United Kingdom Vale of Glamorgan Festival  – Robin Green (piano): Cardiff University Concert Hall. 26.9.2022. (PCG)
Adès – Darkness visible (1992)
Robert Fokkens – On Quietude and Dancing (2016, world premiere)
Adams – Phrygian Gates (1977)
The centrepiece of this enterprising Vale of Glamorgan Festival piano recital was the somewhat belated world premiere of Robert Fokkens’s substantial twenty-minute piece On Quietude and Dancing. Although written six years ago, it was only now receiving its first performance, under circumstances which were outlined in a preliminary interview between the composer and Charles Wilson.
The work consists of five movements. It begins and ends with two sections entitled Commentary, which contrast the soloist playing delicately inside the instrument, seamlessly interwoven with rhapsodic contemplations at the keyboard itself. There is also a brief and vigorous Précis which further explores the basis thematic material. The two principal sections are more extended. The first, Aria (it quotes briefly from Bach’s Goldberg Variations), is a rapt and still depiction of the quietude of the work’s title; it slowly expands from tentative beginnings to an impassioned climax and back again. I was reminded of a pool of water disturbed by the dropping of increasing ripples which only gradually subsided to their original pattern. By contrast, Tropes is a dance movement; it begins slowly and gradually accelerates into a more frenzied pace via a Morse-like insistent theme. Again the thematic material is slowly amassed, with superb playing from Robin Green – and his intrepid page-turner who had to contend in Précis with a page that really did not want to stay turned! The final section again had the pianist excavating inside the piano with pedal depressed against staccato attacks on the lower register. The resultant harmonics might have been close to inaudible in a larger space; but in the resonant acoustic of the hall here they worked perfectly.
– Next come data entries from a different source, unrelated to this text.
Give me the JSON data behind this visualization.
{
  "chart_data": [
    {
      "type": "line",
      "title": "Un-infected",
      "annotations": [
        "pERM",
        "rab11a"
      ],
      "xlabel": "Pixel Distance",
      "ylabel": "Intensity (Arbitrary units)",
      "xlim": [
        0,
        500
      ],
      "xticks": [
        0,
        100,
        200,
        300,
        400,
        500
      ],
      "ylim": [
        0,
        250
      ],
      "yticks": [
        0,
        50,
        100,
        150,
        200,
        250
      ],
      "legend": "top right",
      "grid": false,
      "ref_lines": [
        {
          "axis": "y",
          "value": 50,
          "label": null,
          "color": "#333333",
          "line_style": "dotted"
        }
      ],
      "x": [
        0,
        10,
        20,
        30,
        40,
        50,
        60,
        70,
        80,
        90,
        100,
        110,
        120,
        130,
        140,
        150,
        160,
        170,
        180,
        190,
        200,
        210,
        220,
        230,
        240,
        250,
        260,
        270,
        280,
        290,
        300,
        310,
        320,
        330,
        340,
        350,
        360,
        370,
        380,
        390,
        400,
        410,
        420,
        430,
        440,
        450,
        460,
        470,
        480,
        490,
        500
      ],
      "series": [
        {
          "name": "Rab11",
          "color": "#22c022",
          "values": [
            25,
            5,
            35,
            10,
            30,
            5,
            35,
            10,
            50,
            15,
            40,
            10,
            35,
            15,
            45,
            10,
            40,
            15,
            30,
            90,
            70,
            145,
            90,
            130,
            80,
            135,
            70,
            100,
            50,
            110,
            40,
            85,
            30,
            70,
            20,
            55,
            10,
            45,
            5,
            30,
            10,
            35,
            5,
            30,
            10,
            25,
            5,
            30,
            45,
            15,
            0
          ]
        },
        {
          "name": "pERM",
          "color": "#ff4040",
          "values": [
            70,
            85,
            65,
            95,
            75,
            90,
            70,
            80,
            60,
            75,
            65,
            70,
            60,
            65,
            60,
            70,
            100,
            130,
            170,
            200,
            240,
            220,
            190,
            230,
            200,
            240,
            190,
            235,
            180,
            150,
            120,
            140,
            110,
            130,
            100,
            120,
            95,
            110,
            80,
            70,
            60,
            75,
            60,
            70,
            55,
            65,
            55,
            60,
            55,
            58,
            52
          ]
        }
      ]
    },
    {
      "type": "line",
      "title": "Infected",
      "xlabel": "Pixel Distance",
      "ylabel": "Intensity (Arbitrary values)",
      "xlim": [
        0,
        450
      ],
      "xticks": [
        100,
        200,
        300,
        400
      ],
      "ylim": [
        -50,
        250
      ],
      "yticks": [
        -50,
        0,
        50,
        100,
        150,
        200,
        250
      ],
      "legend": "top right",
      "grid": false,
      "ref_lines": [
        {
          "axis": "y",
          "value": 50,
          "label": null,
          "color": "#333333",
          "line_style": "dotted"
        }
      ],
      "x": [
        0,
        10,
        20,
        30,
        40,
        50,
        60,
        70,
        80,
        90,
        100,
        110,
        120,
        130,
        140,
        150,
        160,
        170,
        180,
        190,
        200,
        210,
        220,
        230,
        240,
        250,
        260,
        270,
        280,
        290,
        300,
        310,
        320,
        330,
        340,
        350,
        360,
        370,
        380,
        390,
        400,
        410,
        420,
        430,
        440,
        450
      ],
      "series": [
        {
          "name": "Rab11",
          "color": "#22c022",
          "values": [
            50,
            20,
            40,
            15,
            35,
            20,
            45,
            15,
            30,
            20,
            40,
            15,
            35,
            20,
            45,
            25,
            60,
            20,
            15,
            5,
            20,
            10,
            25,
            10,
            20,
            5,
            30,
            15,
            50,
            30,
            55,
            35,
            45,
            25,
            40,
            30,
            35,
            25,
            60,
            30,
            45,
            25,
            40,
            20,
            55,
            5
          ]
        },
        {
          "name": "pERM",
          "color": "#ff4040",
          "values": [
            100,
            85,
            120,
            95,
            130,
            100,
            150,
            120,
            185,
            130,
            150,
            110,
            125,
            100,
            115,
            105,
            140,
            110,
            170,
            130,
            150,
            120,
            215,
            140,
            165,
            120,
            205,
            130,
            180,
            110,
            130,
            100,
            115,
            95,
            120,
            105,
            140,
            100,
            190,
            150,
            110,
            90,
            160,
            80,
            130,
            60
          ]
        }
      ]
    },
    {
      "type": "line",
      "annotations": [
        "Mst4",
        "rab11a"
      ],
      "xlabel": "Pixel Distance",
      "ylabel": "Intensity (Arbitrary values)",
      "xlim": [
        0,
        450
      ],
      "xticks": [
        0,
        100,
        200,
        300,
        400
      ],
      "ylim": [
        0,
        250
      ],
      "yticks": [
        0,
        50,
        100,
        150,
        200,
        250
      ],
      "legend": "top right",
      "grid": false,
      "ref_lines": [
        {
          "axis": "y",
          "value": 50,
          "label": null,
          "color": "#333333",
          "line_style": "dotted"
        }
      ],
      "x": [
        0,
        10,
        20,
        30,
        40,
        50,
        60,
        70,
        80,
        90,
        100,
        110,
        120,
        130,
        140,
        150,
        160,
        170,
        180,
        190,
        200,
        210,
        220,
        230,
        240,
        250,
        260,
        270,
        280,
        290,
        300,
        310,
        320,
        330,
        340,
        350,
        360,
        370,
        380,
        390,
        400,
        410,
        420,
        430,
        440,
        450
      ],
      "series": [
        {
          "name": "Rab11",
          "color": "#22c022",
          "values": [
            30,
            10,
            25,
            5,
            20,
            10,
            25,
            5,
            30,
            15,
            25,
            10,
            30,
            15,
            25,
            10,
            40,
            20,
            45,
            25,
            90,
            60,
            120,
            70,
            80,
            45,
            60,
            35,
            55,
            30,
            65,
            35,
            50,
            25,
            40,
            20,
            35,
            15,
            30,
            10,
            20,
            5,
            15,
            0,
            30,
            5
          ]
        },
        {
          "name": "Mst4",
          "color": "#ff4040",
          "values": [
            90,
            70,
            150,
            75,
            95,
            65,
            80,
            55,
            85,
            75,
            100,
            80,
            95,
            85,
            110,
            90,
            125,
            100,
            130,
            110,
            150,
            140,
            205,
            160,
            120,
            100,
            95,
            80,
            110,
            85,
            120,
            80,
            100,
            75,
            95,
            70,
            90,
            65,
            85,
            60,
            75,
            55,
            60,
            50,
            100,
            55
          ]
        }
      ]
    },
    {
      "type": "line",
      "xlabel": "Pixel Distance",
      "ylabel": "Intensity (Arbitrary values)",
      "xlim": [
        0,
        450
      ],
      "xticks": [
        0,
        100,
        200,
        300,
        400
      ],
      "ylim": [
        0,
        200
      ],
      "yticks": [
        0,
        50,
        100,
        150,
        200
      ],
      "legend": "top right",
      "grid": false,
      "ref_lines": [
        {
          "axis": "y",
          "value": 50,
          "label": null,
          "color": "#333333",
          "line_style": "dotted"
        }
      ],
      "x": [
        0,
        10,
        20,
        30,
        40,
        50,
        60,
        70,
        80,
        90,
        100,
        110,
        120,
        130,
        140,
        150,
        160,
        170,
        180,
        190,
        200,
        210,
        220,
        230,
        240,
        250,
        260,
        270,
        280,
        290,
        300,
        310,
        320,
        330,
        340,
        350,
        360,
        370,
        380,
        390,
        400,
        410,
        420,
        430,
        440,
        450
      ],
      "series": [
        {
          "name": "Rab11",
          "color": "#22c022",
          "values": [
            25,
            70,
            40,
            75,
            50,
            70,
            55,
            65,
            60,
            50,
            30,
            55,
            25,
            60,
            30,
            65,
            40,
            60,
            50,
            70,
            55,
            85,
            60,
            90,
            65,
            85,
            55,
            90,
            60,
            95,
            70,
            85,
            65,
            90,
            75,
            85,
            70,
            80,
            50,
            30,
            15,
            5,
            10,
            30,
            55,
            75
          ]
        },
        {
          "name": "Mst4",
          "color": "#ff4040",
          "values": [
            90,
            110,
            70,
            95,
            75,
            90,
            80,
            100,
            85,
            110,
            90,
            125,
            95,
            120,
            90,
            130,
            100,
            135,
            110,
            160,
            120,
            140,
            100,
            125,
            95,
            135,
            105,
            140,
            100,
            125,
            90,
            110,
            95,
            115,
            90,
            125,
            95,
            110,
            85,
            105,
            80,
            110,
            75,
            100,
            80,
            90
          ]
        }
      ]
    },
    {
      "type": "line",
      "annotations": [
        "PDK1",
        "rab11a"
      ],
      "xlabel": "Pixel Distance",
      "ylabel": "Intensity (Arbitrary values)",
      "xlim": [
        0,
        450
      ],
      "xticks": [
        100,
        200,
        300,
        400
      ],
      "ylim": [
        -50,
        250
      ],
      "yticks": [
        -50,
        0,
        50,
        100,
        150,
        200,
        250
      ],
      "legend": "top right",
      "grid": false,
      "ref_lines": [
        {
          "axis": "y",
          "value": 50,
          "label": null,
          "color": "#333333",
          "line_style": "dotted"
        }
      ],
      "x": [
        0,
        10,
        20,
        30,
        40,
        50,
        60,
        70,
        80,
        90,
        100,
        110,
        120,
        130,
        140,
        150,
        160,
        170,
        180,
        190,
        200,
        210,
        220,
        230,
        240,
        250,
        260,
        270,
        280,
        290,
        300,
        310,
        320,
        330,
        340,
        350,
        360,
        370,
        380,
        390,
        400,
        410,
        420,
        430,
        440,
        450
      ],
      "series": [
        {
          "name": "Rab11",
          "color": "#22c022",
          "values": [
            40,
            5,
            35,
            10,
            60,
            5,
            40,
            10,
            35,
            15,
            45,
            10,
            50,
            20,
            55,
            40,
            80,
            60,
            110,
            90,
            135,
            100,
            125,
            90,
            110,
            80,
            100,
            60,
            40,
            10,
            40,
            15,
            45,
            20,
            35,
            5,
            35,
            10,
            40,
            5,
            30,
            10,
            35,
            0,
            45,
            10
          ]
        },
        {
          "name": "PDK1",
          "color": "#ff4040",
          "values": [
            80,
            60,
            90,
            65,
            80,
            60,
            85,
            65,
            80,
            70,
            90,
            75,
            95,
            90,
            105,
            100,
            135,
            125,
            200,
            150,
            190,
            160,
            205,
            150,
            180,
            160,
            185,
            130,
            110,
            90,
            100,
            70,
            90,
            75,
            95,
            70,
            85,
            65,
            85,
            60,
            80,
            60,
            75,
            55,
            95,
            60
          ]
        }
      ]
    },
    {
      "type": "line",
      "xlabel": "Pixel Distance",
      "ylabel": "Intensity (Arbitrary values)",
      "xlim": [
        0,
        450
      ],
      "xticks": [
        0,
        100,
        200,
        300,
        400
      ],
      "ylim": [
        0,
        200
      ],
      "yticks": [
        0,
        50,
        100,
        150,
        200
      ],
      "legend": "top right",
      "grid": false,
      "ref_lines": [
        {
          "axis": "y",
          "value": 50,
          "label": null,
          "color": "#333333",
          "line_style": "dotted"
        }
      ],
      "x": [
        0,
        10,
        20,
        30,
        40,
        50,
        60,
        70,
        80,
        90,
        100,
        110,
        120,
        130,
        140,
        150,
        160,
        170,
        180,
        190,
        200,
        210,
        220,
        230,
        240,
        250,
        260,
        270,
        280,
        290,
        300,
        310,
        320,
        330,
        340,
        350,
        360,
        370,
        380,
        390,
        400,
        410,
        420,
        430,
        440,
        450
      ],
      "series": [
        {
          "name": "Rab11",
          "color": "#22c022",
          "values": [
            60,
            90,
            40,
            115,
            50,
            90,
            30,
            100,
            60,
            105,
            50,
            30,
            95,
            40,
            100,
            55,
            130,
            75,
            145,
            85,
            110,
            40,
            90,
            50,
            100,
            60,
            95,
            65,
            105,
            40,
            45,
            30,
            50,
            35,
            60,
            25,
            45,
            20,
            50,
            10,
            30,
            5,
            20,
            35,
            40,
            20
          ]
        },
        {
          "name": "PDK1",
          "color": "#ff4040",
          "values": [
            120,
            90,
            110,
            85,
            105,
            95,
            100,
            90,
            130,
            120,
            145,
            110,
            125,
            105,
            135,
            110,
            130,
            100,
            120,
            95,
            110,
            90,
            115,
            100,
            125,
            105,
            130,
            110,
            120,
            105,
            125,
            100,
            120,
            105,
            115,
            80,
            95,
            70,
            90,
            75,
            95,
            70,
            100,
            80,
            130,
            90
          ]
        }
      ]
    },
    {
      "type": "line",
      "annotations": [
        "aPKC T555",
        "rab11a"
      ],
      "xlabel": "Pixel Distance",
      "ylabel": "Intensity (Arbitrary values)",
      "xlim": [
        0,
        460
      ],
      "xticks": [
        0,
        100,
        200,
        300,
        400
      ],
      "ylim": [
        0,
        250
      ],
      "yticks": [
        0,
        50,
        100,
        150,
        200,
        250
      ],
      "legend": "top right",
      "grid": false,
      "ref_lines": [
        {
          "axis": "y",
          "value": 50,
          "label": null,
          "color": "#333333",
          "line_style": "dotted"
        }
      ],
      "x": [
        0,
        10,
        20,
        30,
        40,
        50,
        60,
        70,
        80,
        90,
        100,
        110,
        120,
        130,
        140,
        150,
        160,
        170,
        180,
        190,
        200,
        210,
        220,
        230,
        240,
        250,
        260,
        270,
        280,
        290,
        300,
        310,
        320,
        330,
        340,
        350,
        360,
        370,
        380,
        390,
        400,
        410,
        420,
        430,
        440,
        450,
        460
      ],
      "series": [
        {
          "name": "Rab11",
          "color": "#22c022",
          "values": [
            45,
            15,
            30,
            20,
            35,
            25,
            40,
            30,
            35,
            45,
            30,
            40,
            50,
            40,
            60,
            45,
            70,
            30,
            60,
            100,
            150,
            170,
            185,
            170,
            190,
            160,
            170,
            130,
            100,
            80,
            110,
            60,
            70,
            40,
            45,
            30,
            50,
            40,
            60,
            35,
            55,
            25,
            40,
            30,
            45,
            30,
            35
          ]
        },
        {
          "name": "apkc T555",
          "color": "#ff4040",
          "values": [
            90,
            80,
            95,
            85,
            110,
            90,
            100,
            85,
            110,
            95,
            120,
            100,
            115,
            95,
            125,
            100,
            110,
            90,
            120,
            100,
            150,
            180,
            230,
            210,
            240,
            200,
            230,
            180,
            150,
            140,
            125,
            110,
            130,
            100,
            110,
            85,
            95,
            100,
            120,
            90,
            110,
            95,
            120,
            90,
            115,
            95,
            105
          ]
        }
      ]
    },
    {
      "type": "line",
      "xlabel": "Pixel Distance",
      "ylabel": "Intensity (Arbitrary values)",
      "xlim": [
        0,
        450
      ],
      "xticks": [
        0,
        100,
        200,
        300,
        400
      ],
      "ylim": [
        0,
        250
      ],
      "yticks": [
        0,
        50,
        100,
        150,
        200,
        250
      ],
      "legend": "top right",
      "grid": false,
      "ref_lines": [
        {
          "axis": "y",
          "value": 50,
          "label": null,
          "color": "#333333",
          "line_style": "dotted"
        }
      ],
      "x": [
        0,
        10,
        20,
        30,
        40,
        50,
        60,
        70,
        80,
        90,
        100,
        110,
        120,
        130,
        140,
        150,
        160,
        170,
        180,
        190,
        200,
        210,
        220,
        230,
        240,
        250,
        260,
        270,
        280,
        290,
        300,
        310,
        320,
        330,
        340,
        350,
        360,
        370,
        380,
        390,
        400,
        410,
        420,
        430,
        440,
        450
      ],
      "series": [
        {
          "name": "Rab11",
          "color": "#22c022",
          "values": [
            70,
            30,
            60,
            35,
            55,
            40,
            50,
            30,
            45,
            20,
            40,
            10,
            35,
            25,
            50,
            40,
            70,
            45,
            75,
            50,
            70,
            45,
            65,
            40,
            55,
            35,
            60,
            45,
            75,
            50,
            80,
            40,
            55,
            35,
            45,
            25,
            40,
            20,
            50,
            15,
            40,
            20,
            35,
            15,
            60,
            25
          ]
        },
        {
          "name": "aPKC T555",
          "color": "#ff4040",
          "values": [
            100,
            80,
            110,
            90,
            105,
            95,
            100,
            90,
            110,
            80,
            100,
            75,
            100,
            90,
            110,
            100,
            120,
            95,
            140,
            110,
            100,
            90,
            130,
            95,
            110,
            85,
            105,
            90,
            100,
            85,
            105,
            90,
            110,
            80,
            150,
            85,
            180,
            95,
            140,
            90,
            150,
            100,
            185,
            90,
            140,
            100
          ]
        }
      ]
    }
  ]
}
The recital had opened with a performance of Thomas Adès’s brief seven-minute Darkness visible, something of a technical tour de force. It is a transcription of John Dowland’s song In darkness let me dwell with often surprisingly violent dislocation of pitch and dynamic. But – as the composer insists in the programme note – no notes actually added, although ‘some have been removed’. Thirty years ago, the piece was acclaimed as a brilliantly effective realisation of the mood of the Dowland song with its ‘walls of marble black’. Now that we have become accustomed to the music through the medium of recording, its bareness of texture is somehow unsatisfying. We can still admire the expertise of the writing, and the exploitation of piano technique, and yet the atmosphere has somehow evaporated over the years. The most telling moment in the performance came when, in the closing bars, the original Dowland music materialised quietly to provide a rapt conclusion which illustrated rather too clearly what had been missing before. This is of course a perennial danger in the use of pastiche and collage, a danger of which we are perhaps more conscious now than we were three decades ago.
But then John Adams’s Phrygian Gates is an even older score, and it still seems fresh even after we have become acquainted with the music over nearly half a century of recordings. The composer’s programme note is quite forbidding. It lays emphasis on the procedures he adopts in his modal writing and contrasts in a manner that could lead the unwary to suspect a highly intellectual argument; but his handling of his material is quite the opposite. What the listener is not prepared for in a live performance – as opposed to a recording – is the sheer physicality and virtuosity of the piano writing. The headlong torrent of ostinato rhythms hardly eases for a moment, except to launch into some new modal patterning which alternates between Phrygian and Lydian scales. But each time the mesmeric repetition threatens to reduce the hearer to a state of meditative contemplation, a new and unexpected twist in the pattern quickens the pulse once more.
The sheer stamina of Robin Green’s playing was astonishing. It was a wonder that his arms were not physically shaking with the effort at the end of the performance. And, although there might have been plentiful opportunity (and excuse) for wrong notes to slip by unnoticed, his accuracy appeared to be faultless. We know that Adams’s style has developed considerably since his earlier and more strictly minimalist days when he wrote Phrygian Gates, but the music has not dated and remains as enthralling as ever.
This was another exceptional concert in the course of this year’s Vale of Glamorgan Festival, whose enterprise – and policy of featuring only the work of living composers – remains a beacon of enthusiasm and enlightenment. I was struck yet again by the fact that the audience consisted of far more than the usual collection of professional musical practitioners, with a public audience delightedly prepared to experiment with, and enjoy, new music.